Friday, September 19, 2014

From sea to shining... Sahara

Ifran, Northern Morocco
Work down south has been scarce this summer, since 50+ temperatures (Celsius) cause mass migrations to cooler climates and a near shut-down of activity. As disappointing as it was to arrive in site in April and hear "We'll talk about that in October" every time I suggested something, it was also very freeing. It meant that I spent some of my summer in site, but I spent a lot of it traveling around Morocco and working in various places. I worked camps, attended trainings, and got to spend weekends going hiking and seeing the gorgeousness of this place. And now that my traveling is coming to and end and it's time to get some work, I thought I'd share some photos of the place that is my home.

(Click on a red marker to see photos of each place I visited!)

Monday, September 1, 2014

Go Hug A Teacher

I started writing this post at 3 am on a Saturday morning, when I was still awake planning the lesson for my English class the following day. The idea I had wasn't going the way I wanted, so I was doing more sulking than planning. How am I supposed to teach with almost no supplies? When I can't print anything, when we have 10 crayons for 40 kids, when there aren't even enough pens for all my students? And this is at one of the more well-funded and well-supplied summer camps. When I start classes in my site this fall, how will I be able to teach effectively with so little to work with?

Thankfully, my whiny thoughts ended there, when I fell asleep at the table. When I woke up, I was a bit embarrassed to remember that particular line of thinking. Not only because I have access to far more supplies than many teachers in many parts of the world, but because I know perfectly well that supplies do not a good teacher make.

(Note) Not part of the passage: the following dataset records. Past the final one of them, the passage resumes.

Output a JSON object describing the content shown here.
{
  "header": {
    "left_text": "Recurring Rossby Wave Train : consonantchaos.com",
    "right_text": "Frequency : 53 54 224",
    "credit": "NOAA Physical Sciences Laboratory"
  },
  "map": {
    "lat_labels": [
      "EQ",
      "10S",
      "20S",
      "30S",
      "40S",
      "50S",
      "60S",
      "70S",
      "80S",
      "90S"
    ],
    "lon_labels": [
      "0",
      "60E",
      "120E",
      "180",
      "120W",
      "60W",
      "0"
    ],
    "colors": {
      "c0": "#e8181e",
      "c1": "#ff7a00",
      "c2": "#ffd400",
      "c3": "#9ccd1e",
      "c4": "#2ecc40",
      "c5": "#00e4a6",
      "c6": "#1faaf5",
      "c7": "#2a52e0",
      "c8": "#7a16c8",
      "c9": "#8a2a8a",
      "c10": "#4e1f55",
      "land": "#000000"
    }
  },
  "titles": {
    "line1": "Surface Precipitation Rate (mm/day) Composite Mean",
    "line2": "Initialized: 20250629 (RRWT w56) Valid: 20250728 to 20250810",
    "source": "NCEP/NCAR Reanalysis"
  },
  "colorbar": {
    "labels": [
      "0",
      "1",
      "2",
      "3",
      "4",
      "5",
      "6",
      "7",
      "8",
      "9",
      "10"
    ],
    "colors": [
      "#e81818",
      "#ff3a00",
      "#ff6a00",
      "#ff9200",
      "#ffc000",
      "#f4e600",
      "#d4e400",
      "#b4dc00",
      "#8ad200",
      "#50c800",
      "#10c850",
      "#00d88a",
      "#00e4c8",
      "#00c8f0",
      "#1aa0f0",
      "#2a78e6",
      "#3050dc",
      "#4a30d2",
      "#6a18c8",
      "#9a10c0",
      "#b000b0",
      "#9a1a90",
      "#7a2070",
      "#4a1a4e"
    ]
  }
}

I've had many incredible teachers who have changed my life in ways I may not even completely see yet. There was my first grade teacher, who spent fifteen minutes in the hall with me while I finished writing the story I was working on and who clued me in on the fact that people write books for a living. Then and there, I decided what I wanted to do with my life, all thanks to Mrs. Schultz. There was the economics professor who tried to persuade me to switch majors and gave me a shot of confidence even as I said no, and the sixth grade teacher who let me study a more advanced textbook on my own because I was bored and tired of being asked to follow along with the class doing work I already knew. The soccer coaches, who helped me grow from a wimpy, skinny freshman to someone slightly resembling an athlete and who sat beside me when I cried in anger after a particularly frustrating game and reminded me gently that it was, frankly, just a game. The history teacher, who caught me reading Alfred Hitchcock under the desk and, instead of getting me in trouble, commended me on my literary taste and told me I'd better get an A on the next test. The English professor, who had us read Utopia and challenged my flawed argument instead of just letting it slide. The journalism teacher, who encouraged me to write articles outside the box. The debate coaches, who taught me to argue logically and to give a standing ovation to whoever beats me. 

That list could go on for ages, but more than anyone else, it is my mom who has become my role model. I worked in her classroom last fall, in a school is in a low-income area, where students come to class with far more baggage than I ever did. And yet, when they step into her room, she makes them welcome. They come to her with problems, and she listens. She designs individual curricula where they are needed, skips lunch to read a math test aloud to a student who struggles to read but knows the material, uses alligators to teach them to round numbers, spends I don't know how much money to build a classroom library for a group of kids who don't all have access to books at home. We commuted to work together for a few months, and it was amazing that after a forty-minute drive home, she would still be talking about one particular student.

None of that requires supplies.

Since I started teaching (and I use the term lightly, because my work load is minuscule compared to that of most teachers I know), I've come to understand just how much teachers put in to their work. It's not iPads or smart boards or even pens that make a student successful in school. It's the moments of connection, the displays of faith in a child's ability, the teacher who stays up late to finish a lesson plan because she knows that her students deserve her best. I've done that once. To all the teachers, in my life and in everyone else's, who have spent years and years doing that for us: thank you.

A few photos from camp:

Making masks
Trust falls
Scrabble riddles

Dance club!


*None of these photos are of classes I taught, since I was spending my time teaching, not being the photographer. These activities were led by other awesome PCVs, but I thought they showed the spirit of this post.